— Повторим? Там еще две бутылки есть, — предложил Алексей в антракте между поношением конкурирующих грантососов из Института биохимии и отчетом о плановом ремонте их престарелой «ауди» (14).
— Ну, давай, — согласилась Фаина.
Алексей извлек из холодильника еще бутылку, открыл. И, прежде чем возвратиться в кресло, присел на корточки перед Фаиной и положил свою медово-русую голову ей на колени. Он делал так всегда, когда хотел показать, что алчет услад плоти.
— Нужно было вина купить, — досадливо сказал Алексей, накрывая своей рукой руку Фаины, которая перебирала пряди его волос.
— Ага. Без Бахуса Венера холодна, — хмыкнула Фаина. Она воспользовалась минутой, когда Алексей на нее не смотрел, чтобы состроить пресыщенную ядовитую гримасу.
— Что ты сказала?
— Это Теренций сказал. С курса антички запомнилось…
— А?
— Не бери в голову.
5
На следующий день Фаину послали инспектировать почтовые отделения на окраине города.
Хотя основной контингент Клуба проживал в далеких пригородах, городишках и поселках городского типа (туда ездили агитировать желтые автобусы с эмблемой в виде раскрытой книги, над которой склоняли анатомически правильные лица мама, папа и сын), про жителей городских окраин тоже забывать было нельзя. «Курочка по зернышку клюет», — говаривала по этому поводу Волчица, в прошлом — преподаватель Сельхозтехникума.

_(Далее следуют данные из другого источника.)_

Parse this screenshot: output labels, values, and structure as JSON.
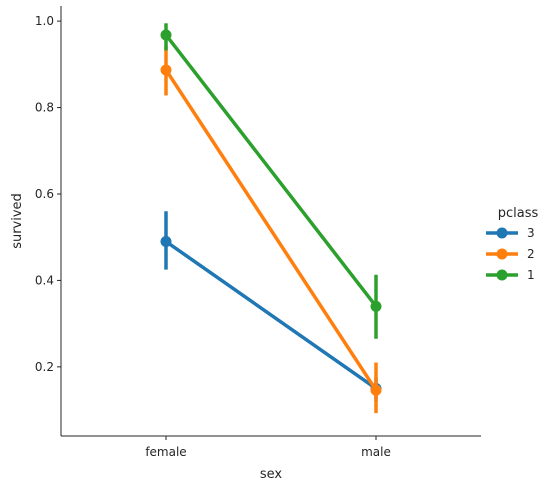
{
  "chart_data": {
    "type": "line",
    "xlabel": "sex",
    "ylabel": "survived",
    "categories": [
      "female",
      "male"
    ],
    "ylim": [
      0.04,
      1.035
    ],
    "yticks": [
      0.2,
      0.4,
      0.6,
      0.8,
      1.0
    ],
    "ytick_labels": [
      "0.2",
      "0.4",
      "0.6",
      "0.8",
      "1.0"
    ],
    "grid": false,
    "legend": {
      "title": "pclass",
      "placement": "right-outside"
    },
    "series": [
      {
        "name": "3",
        "color": "#1f77b4",
        "values": [
          0.49,
          0.15
        ],
        "ci_low": [
          0.425,
          0.12
        ],
        "ci_high": [
          0.56,
          0.175
        ]
      },
      {
        "name": "2",
        "color": "#ff7f0e",
        "values": [
          0.887,
          0.146
        ],
        "ci_low": [
          0.828,
          0.093
        ],
        "ci_high": [
          0.943,
          0.21
        ]
      },
      {
        "name": "1",
        "color": "#2ca02c",
        "values": [
          0.968,
          0.34
        ],
        "ci_low": [
          0.932,
          0.265
        ],
        "ci_high": [
          0.995,
          0.413
        ]
      }
    ]
  }
}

Инспектору Фаине полагалось выяснить, поступают ли в почтовые отделения плакаты с рекламой Клуба и бесплатные каталоги, отрабатываются ли розданные взятки (приказ развешать всюду плакаты Клуба должен был поступать от начальства), заполняются ли тетрадки со статистикой. Сколько человек выразило интерес к клубным программам? Сколько роздано бесплатных каталогов? Брошюр? Ну и передать конверт с наличностью директрисе отделения номер сорок четыре с высокой, дотверда залакированной прической.
Ясно, что с такой программой Фаина чувствовала себя средним арифметическим между маршалом Жуковым, рекогносцирующим вражеские позиции на Ржевском выступе, и бундесканцлерин Меркель на встрече лидеров Африканского континента. На языке вертелось «расстрелять», «почему ведро не покрашено?» и еще «шайзе!».

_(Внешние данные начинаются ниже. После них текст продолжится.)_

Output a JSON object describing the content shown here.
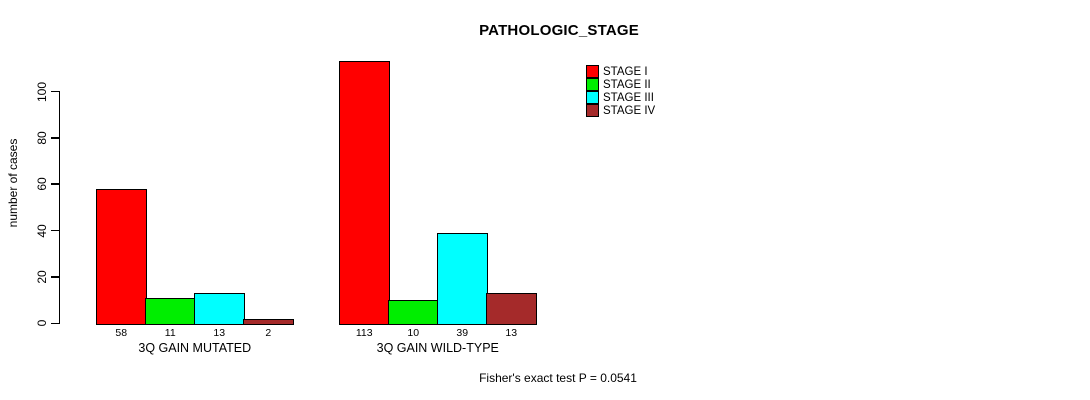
{
  "chart_data": {
    "type": "bar",
    "title": "PATHOLOGIC_STAGE",
    "ylabel": "number of cases",
    "xlabel": "",
    "ylim": [
      0,
      100
    ],
    "yticks": [
      0,
      20,
      40,
      60,
      80,
      100
    ],
    "categories": [
      "3Q GAIN MUTATED",
      "3Q GAIN WILD-TYPE"
    ],
    "series": [
      {
        "name": "STAGE I",
        "color": "#ff0000",
        "values": [
          58,
          113
        ]
      },
      {
        "name": "STAGE II",
        "color": "#00ee00",
        "values": [
          11,
          10
        ]
      },
      {
        "name": "STAGE III",
        "color": "#00ffff",
        "values": [
          13,
          39
        ]
      },
      {
        "name": "STAGE IV",
        "color": "#a52a2a",
        "values": [
          2,
          13
        ]
      }
    ],
    "bar_labels": [
      [
        "58",
        "11",
        "13",
        "2"
      ],
      [
        "113",
        "10",
        "39",
        "13"
      ]
    ],
    "legend_position": "top-right",
    "grid": false,
    "annotation": "Fisher's exact test P = 0.0541"
  }
}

Почтовое отделение, которое стояло в плане обхода вторым, хотя и имело номер из двух четверок, выглядело максимум на трояк.

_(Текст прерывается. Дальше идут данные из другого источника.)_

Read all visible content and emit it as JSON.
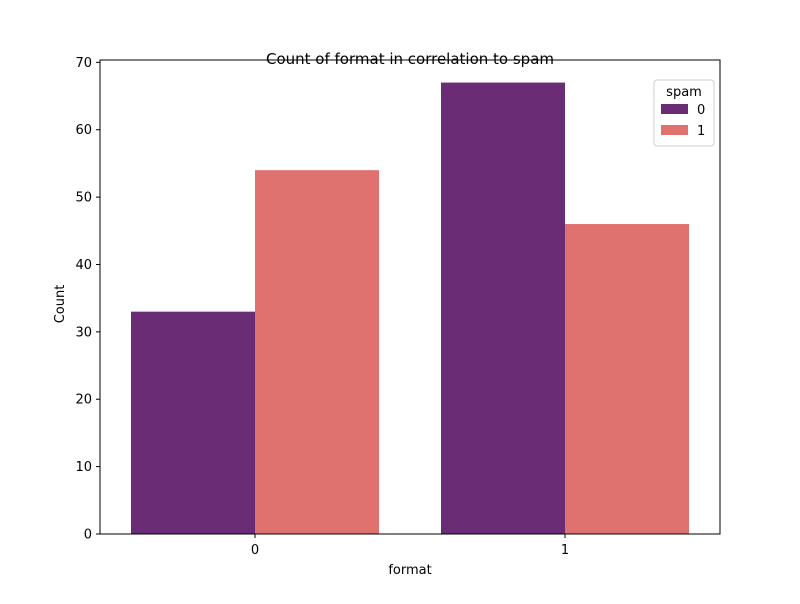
{
  "chart_data": {
    "type": "bar",
    "title": "Count of format in correlation to spam",
    "xlabel": "format",
    "ylabel": "Count",
    "categories": [
      "0",
      "1"
    ],
    "series": [
      {
        "name": "0",
        "values": [
          33,
          67
        ],
        "color": "#6a2c75"
      },
      {
        "name": "1",
        "values": [
          54,
          46
        ],
        "color": "#df716e"
      }
    ],
    "ylim": [
      0,
      70
    ],
    "yticks": [
      0,
      10,
      20,
      30,
      40,
      50,
      60,
      70
    ],
    "legend": {
      "title": "spam",
      "placement": "top-right"
    },
    "grid": false
  }
}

Советское, постсоветское и навсегда русское сопряглись в его, с позволения сказать, дизайне в неказистый, но живучий, как дворняга, визуально-смысловой конгломерат: на старорежимном стенде «Передовики производства» с вырезанными из пенопласта красными буквами чванились усыпанные червонцами плакаты лотереи «Миллион» и непотопляемой «Спортлото», а под вывеской «Наш почтовый индекс…» и «Сегодня… число» была приколочена полка, где сияли мягким византийским светом Богоматерь Оранта, Спас в Силах и Николай Угодник.
Полуподвальное помещение с пожелтелым плющом на стене и вытершимся линолеумом было наводнено женщинами за тридцать.
Все они стояли в очередях, с разной степенью унылой обреченности опершись о стены, и затравленно взирали на входящих.
Девицы с той стороны стекла оголтело лупили штампами по конвертам и обертывали бандероли. «Деньги на погребение кто выдает? Моя фамилия Ясюк!», «Сколько стоит заказное по России?», «Коммунальные платежи до которого часа принимаете?»